LORO to był wspaniały Ośrodek – pełen niezwykłych rzeczy, niesamowitych ludzi i pełen… cudów. Jakiś nierzeczywisty twór, który, do dzisiaj – mimo, że nie ma go już w tej samej postaci – trzyma nas razem.
Romualda Łoza – godło konkursowe: ALFA
Poniżej dodatkowe uzupełnienie wspomnień nadesłane poza konkursem tuż przed opublikowaniem na naszej stronie www
Nie sposób nie wspomnieć o Panu Doktorze Pawle Dybowskim, który był lekarzem na Ortopedii I, czyli na oddziale, na którym przebywałam. Był niezwykle dowcipnym i sympatycznym młodym człowiekiem, a przede wszystkim – wspaniałym lekarzem ortopedą. I …. przystojnym mężczyzną …. bardzo. Czarne włosy, jakby lekka łysina, pomimo młodego wieku, ale kogo to obchodziło… to było tzw. wysokie czoło. Czego się nie robiło, jak Pan Doktor miał dyżur. Szampony, lokówki w ruch! Stroiłyśmy się, żeby wyglądać jak najlepiej.
Nic więcej nie można było kupić w sklepach – żadnych żeli, lakierów, a i o szampon było trudno. Tego jednak do szczęścia nie trzeba nam było.
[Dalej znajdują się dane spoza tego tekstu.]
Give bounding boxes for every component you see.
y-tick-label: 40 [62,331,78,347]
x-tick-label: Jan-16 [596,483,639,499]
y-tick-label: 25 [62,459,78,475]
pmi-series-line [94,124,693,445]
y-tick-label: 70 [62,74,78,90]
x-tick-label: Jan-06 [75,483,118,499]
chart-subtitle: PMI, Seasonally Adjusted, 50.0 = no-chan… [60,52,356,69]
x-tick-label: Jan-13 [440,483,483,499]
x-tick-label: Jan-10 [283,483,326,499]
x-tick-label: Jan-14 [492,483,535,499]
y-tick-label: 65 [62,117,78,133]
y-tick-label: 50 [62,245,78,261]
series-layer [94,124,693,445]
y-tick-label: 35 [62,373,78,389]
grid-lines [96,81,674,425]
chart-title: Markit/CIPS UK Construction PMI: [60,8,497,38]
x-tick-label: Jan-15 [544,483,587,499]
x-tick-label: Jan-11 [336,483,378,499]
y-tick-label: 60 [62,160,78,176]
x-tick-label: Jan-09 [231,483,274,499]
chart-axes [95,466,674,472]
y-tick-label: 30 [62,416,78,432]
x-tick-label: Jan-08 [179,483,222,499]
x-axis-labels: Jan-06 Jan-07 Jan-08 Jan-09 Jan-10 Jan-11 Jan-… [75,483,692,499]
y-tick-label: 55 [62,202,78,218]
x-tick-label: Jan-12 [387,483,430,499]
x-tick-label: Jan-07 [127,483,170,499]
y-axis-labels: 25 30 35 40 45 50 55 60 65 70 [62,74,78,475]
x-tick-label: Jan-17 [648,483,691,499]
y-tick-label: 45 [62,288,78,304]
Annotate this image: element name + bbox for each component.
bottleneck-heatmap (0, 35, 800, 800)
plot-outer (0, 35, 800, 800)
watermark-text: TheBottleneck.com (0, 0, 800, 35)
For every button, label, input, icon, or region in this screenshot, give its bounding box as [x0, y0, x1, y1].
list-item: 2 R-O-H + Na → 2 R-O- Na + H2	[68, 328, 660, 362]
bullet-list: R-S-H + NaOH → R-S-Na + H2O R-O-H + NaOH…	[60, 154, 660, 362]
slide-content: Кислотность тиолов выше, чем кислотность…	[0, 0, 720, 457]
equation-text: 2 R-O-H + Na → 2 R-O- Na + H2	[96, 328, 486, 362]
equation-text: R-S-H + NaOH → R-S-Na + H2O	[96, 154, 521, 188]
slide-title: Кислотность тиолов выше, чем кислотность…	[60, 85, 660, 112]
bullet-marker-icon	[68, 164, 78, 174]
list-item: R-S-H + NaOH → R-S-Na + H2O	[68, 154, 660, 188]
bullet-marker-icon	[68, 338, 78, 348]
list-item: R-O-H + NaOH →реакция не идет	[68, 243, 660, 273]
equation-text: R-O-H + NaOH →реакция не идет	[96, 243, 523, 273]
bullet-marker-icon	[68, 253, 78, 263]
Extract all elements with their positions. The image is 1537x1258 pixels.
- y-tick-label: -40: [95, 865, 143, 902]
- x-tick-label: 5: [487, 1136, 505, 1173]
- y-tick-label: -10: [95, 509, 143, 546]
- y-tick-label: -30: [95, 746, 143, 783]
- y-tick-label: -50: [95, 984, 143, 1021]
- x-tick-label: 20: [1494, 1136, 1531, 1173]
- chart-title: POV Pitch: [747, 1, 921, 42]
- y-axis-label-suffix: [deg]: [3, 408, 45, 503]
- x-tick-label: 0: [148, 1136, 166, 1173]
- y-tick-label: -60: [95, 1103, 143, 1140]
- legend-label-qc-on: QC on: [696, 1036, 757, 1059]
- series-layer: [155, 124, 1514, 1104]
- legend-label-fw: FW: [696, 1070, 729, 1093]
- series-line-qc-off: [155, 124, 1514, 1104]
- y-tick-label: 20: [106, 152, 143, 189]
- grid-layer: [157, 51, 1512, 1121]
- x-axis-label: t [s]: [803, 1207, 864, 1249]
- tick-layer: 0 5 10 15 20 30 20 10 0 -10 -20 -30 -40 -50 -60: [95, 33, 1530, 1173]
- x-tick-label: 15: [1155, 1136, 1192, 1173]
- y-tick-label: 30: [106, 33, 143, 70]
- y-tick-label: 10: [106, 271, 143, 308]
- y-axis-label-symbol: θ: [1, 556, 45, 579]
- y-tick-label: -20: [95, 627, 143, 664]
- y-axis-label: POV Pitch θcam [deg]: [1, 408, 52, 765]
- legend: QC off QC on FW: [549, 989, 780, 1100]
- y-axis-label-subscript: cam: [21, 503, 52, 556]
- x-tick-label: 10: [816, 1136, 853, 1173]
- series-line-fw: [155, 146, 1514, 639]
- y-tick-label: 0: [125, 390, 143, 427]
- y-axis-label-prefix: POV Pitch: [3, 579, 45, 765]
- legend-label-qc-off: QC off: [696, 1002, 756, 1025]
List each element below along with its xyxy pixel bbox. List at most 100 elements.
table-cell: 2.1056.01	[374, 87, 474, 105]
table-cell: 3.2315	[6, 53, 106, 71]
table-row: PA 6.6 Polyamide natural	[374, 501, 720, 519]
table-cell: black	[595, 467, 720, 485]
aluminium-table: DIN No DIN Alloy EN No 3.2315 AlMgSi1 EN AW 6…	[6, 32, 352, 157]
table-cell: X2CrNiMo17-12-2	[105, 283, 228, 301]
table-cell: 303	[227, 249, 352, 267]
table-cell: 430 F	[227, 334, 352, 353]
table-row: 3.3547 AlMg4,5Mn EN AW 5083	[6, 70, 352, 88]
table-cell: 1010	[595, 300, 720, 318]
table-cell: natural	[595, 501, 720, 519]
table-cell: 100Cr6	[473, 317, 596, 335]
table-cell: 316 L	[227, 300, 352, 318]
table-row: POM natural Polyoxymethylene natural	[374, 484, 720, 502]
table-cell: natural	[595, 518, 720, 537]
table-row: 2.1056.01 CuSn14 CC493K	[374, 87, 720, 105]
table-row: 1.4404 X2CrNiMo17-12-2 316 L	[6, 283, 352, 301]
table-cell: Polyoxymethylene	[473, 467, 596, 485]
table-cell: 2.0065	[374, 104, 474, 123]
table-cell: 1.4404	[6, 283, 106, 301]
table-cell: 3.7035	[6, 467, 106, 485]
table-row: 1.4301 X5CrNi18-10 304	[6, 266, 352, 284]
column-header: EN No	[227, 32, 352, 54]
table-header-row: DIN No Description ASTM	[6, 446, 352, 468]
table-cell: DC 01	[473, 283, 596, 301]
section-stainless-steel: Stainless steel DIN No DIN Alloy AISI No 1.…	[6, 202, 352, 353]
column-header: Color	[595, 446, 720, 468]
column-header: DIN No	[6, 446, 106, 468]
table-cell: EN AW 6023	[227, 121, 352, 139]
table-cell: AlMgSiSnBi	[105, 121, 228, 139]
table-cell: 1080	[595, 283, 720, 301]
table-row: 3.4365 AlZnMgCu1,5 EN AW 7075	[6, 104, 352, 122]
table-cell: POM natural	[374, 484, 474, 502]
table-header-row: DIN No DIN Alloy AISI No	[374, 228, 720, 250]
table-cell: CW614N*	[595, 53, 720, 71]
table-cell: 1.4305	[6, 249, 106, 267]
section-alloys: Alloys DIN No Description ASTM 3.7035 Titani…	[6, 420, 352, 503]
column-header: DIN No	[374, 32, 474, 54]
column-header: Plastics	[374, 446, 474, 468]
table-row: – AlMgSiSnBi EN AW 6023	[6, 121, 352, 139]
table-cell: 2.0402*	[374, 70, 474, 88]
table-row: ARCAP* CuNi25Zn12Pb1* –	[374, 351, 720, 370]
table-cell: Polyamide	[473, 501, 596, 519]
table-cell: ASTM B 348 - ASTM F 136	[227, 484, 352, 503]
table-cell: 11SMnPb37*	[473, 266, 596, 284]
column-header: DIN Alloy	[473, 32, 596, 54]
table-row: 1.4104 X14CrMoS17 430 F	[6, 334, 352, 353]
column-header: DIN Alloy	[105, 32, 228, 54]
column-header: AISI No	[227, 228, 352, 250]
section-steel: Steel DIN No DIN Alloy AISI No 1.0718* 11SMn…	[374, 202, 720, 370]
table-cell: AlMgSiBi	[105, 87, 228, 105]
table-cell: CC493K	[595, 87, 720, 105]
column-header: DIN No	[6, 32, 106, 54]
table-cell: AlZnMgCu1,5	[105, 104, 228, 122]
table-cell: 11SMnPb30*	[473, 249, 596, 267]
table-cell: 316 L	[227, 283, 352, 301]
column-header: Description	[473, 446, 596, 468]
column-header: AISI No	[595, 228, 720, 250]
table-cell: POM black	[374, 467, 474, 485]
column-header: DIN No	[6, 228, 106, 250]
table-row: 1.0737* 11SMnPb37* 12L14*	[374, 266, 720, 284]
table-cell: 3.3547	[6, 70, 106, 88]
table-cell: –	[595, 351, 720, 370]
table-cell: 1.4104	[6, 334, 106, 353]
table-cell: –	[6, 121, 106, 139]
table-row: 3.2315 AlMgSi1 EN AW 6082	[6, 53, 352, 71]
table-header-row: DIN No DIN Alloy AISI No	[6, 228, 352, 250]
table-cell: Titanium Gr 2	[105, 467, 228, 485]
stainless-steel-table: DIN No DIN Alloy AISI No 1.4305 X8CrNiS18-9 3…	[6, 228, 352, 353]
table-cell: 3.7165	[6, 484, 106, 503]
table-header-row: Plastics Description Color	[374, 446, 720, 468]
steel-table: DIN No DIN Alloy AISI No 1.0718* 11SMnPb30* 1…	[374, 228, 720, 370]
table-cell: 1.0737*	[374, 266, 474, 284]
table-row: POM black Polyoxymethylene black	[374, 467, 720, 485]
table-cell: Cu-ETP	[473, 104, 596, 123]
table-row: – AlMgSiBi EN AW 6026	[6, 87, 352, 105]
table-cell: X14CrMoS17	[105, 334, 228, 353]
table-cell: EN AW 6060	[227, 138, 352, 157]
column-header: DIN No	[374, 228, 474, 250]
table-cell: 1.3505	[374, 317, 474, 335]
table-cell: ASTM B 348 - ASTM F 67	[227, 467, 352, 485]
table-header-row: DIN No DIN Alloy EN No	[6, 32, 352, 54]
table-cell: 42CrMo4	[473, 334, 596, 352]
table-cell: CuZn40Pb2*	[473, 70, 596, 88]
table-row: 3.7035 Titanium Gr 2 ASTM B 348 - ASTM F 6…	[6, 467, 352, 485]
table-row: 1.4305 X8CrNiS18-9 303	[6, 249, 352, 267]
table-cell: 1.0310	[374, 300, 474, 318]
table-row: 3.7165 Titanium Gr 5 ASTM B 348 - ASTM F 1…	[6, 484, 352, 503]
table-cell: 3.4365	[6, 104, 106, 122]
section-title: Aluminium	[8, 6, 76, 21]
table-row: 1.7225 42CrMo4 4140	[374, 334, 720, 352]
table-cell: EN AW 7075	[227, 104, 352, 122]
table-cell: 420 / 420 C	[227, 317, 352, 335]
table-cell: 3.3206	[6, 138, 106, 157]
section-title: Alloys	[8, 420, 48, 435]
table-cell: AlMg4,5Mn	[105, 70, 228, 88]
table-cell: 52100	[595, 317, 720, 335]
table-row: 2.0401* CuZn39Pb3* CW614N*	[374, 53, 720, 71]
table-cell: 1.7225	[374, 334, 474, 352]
Każda z dziewcząt czuła się niesamowicie, kiedy Doktor Pawełek, będąc na obchodzie w czasie dyżuru, odezwał się do niej i o coś zapytał. Pół nocy spania nie było!
Ja nawet na blok operacyjny „wjeżdżałam” „przygotowana”. Wykąpana, to wiadomo, ale i z włosami podkręconymi na lokówce, na co zwróciła uwagę siostra przyjmująca mnie na blok operacyjny. Niestety, na nic się to zdało, bo „wyjechałam” z podniesioną czupryną pod czepeczkiem i grzywką stojącą prawie „na irokeza”. Ale czego się nie robi dla? Najważniejsze jest pierwsze wrażenie!
Duże znaczenie miało dla mnie to, że również Pan Doktor Pawełek, oprócz głównodowodzącego, Pana Doktora Kotwickiego, będzie przy mojej operacji. Mało tego, był (jest) autorem mojego szwu na biodrze! A potem…. mój szew się nie goił – ten właśnie – na biodrze. Powinnam być zła, że może coś nie tak zrobiono, a ja byłam szczęśliwa, bo sam Pan Doktor Dybowski codziennie po śniadaniu przychodził do mnie i kazał mnie wieźć na gipsownię w celu zmiany opatrunku. Robił to zawsze sam, osobiście. To dopiero było przeżycie!
A potem jeszcze pamiętam, jak nasze niesulickie pierwsze zloty Makuwygów kończyły się w kawiarni „Gotycka”. I On tam pewnego razu był! Mało tego! Ja siedziałam obok Niego! Na całej imprezie! Leszek Paczkowski grał na stojącym tam pianinie, a może fortepianie, a my śpiewaliśmy. Mam nadzieję że gdzieś można odnaleźć zdjęcia z tego spotkania.
Z perspektywy czasu i doświadczenia życiowego można się już tylko z tego śmiać, ale wtedy to było naprawdę niesamowite przeżycie. Chyba zresztą do dzisiaj dużo znaczy, skoro tak bardzo, ze szczegółami się je pamięta.